Spanish jobless rate dips to 25.98% as recession ends

MADRID (AFP) - Spain announced on Thursday a dip in its towering unemployment rate in the latest sign that the eurozone's fourth-largest economy is battling its way out of a long recession.

The jobless rate eased for the second straight quarter to a still high 25.98 per cent in the third quarter of 2013, a report by the National Statistics Institute showed.

The news dovetailed with a Bank of Spain assessment the previous day that Spain had emerged from recession in the third quarter with timid 0.1-per cent economic growth.

That was enough to send world stock markets higher as investors hoped for a broader recovery in the eurozone after five years of economic crisis.

The number of people out of work in Spain dipped by 72,800 to 5.9 million in the third quarter, lowering the unemployment rate from the previous quarter's 26.26 per cent.

It was the second straight quarter showing a drop in the unemployment rate, which peaked at a staggering 27.16 per cent in the first three months of 2013.

Spain is still struggling to overcome the aftermath of a decade-long property bubble that imploded in 2008, throwing millions of people out of work, racking up huge debts for the government, banks and people, and plunging the economy into a double-dip recession.

Prime Minister Mariano Rajoy's right-leaning government, which took power in December 2011, has enacted economic reforms and austerity policies so as to curb annual deficits and rein in the national debt.

But the painful impact of the spending squeeze, high unemployment, and a slew of corruption scandals have sparked angry street protests.

For young people, the employment news remains bleak with 54.39 per cent of 16- to 24-year-olds out of work, according to the latest report. Every member of some 1.8 million Spanish households is out of work, it said.

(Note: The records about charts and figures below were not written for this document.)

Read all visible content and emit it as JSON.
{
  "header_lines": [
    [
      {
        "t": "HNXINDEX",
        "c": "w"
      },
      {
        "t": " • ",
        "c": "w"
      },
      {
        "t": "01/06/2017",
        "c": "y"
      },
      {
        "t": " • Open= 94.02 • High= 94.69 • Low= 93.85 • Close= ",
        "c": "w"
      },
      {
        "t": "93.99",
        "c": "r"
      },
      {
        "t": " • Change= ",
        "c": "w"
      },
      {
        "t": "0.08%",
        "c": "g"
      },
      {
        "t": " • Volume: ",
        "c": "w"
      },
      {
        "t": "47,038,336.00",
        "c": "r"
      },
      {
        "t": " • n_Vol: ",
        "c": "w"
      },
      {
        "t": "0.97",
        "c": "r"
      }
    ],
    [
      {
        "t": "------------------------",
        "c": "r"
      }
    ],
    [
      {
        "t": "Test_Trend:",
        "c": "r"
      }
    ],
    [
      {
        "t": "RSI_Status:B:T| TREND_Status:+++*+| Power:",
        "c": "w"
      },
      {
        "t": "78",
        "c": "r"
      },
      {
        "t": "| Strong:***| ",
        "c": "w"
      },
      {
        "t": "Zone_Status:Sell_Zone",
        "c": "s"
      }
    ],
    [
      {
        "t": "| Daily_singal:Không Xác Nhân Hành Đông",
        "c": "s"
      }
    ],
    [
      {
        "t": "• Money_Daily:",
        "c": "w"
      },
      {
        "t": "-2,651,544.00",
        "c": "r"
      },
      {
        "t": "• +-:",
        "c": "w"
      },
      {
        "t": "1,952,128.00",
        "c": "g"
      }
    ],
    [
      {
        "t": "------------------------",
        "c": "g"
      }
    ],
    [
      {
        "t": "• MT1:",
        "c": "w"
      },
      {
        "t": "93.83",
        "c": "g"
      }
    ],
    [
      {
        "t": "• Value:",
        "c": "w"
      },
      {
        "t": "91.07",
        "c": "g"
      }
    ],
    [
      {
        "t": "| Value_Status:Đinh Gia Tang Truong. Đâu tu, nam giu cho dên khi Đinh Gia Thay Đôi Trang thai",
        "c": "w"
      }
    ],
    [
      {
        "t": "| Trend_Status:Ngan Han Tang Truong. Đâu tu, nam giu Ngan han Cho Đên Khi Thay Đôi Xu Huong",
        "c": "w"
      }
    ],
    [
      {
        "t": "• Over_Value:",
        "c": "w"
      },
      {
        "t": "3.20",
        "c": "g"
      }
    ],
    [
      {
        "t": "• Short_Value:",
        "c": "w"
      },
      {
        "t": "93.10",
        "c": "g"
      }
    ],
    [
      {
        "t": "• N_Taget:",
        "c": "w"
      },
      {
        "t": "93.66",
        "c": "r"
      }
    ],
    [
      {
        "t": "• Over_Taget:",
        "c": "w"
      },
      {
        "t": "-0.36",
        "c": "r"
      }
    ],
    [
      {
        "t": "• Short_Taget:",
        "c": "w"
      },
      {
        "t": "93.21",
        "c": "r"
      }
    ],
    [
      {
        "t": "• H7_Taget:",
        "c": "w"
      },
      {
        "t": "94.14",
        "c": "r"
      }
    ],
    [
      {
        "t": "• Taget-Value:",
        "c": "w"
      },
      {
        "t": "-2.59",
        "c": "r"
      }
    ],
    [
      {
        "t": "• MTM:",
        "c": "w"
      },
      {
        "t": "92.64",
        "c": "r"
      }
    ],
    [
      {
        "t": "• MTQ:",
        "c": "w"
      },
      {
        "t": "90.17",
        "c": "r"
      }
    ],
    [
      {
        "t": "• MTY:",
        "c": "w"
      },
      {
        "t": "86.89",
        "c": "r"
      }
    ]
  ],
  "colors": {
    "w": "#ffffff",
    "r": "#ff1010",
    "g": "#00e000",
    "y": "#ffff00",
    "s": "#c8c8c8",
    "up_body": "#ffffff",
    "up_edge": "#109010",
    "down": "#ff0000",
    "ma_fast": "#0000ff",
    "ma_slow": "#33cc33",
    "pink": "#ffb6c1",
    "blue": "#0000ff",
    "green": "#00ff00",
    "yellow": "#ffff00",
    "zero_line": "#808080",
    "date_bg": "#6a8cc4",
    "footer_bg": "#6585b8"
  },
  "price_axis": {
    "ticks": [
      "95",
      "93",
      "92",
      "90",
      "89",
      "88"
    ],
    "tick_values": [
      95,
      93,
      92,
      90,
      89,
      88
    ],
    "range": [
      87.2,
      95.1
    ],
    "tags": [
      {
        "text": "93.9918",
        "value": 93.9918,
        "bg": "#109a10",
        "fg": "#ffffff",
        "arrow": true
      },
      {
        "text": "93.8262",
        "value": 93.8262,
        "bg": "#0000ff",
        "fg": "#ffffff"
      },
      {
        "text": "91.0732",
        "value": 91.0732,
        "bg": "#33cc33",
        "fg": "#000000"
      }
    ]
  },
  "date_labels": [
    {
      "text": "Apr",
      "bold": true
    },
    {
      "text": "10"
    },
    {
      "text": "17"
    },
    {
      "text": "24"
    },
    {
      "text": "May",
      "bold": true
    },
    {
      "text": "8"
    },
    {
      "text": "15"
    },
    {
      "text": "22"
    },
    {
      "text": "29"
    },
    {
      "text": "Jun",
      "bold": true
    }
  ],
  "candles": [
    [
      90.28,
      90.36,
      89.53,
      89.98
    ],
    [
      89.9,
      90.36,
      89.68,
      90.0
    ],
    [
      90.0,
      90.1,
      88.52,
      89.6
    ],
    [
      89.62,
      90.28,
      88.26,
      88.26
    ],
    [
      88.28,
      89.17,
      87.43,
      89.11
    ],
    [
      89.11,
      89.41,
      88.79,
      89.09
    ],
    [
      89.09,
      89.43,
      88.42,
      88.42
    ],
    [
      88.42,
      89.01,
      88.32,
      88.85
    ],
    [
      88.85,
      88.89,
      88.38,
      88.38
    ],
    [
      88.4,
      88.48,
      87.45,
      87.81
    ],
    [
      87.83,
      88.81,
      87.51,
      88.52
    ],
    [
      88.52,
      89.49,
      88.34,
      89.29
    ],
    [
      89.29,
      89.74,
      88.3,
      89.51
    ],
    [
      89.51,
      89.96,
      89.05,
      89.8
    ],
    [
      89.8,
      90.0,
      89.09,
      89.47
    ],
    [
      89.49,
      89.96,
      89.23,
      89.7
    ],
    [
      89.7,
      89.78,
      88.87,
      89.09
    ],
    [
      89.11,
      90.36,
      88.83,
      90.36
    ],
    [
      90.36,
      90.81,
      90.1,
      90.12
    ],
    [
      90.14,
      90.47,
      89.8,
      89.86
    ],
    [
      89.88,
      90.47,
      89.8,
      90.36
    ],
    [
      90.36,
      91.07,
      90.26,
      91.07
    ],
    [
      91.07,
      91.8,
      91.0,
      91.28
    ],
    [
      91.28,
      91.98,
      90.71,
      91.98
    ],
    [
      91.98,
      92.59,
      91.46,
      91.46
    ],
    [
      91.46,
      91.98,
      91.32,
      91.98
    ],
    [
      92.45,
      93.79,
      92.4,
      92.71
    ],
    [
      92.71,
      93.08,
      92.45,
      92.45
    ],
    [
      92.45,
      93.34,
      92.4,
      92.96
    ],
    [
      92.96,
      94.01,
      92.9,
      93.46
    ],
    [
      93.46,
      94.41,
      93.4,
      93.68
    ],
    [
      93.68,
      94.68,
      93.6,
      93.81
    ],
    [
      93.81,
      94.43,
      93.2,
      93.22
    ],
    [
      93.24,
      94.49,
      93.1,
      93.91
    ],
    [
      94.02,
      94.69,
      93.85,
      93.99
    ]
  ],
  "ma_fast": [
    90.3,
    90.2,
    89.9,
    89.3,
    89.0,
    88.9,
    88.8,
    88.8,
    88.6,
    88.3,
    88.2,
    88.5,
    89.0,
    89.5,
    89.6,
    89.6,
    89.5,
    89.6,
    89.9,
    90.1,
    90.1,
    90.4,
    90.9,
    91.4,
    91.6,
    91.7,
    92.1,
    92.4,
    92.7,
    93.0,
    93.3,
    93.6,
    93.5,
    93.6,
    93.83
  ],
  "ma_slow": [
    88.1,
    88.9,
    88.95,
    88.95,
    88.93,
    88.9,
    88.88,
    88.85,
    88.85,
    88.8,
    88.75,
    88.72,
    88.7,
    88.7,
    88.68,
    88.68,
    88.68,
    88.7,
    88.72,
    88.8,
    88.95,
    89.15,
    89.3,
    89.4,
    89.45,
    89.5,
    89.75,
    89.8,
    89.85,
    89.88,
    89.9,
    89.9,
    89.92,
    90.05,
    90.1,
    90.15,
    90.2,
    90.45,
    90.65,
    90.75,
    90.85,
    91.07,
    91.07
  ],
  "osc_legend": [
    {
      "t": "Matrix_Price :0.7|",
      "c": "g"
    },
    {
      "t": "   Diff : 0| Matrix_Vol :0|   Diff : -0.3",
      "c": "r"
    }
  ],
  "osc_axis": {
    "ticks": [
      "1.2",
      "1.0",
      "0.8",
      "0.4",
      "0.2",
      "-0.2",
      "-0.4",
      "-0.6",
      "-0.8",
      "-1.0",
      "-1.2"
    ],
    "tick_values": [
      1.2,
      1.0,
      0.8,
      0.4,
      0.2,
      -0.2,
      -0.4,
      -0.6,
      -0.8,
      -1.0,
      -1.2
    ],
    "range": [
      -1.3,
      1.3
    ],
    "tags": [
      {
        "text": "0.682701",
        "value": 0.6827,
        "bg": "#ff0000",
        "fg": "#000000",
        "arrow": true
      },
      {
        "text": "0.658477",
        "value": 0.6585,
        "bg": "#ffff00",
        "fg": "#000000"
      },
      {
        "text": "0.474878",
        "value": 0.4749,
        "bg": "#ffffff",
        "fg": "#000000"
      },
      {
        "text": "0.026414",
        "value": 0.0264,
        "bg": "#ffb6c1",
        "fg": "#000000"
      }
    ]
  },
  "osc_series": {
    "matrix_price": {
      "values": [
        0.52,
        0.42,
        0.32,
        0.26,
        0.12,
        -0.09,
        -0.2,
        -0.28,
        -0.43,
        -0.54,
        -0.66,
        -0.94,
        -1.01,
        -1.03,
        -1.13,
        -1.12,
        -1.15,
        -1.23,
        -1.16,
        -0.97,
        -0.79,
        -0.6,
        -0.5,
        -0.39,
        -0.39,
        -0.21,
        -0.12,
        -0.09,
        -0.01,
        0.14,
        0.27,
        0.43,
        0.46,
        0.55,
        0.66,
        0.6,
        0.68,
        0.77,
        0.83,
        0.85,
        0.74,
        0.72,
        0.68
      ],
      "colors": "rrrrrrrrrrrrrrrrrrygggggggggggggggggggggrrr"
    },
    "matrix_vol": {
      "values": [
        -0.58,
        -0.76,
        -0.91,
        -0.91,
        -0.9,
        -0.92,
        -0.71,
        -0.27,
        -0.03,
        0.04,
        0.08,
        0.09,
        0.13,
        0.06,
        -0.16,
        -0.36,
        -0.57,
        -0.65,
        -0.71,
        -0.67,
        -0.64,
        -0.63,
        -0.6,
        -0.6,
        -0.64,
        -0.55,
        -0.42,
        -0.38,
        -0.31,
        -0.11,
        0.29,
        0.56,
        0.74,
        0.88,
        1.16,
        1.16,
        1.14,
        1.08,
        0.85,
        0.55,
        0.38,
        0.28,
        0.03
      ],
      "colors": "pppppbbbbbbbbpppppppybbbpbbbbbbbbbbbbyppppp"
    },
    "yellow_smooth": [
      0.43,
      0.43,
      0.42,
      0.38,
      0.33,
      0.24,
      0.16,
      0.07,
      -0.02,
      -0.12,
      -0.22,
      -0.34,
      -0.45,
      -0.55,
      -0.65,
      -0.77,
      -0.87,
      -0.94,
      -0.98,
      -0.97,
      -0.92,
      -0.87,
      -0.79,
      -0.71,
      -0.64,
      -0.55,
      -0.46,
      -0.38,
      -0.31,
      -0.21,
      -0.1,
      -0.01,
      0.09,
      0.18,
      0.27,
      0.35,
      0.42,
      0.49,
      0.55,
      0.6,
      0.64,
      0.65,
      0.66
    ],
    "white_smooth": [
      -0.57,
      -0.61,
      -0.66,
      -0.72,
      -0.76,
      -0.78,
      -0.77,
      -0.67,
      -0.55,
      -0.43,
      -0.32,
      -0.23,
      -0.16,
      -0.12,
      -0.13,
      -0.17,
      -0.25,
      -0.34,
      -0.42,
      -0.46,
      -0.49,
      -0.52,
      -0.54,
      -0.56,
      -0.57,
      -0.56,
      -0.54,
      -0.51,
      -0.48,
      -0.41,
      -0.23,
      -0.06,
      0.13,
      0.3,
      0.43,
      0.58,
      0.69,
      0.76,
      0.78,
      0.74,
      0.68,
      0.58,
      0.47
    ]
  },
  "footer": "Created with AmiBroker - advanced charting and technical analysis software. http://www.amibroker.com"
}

Mr Rajoy's government is promising better times ahead, however, forecasting an overall economic decline in Spain of 1.3 per cent in 2013 and then a return to growth of 0.7 per cent over 2014.

It forecasts an unemployment rate of 26.6 per cent this year and 25.9 per cent in 2014.

The International Monetary Fund has warned that Spain's unemployment rate will stay above 25 per cent until 2018 unless Rajoy's government undertakes deeper labour market reforms.

The positive data from Spain - which was a focus of anxieties for the eurozone's stability last year - reflected signs of recovery in European countries hit by the financial crisis, such as Greece, Ireland and Portugal.

France, the eurozone's second-biggest economy, has confirmed that it exited recession in the second quarter.

A recent estimate by statistics institutes in France, Germany and Italy forecast that the eurozone overall would return to timid growth of 0.1 per cent in the third quarter.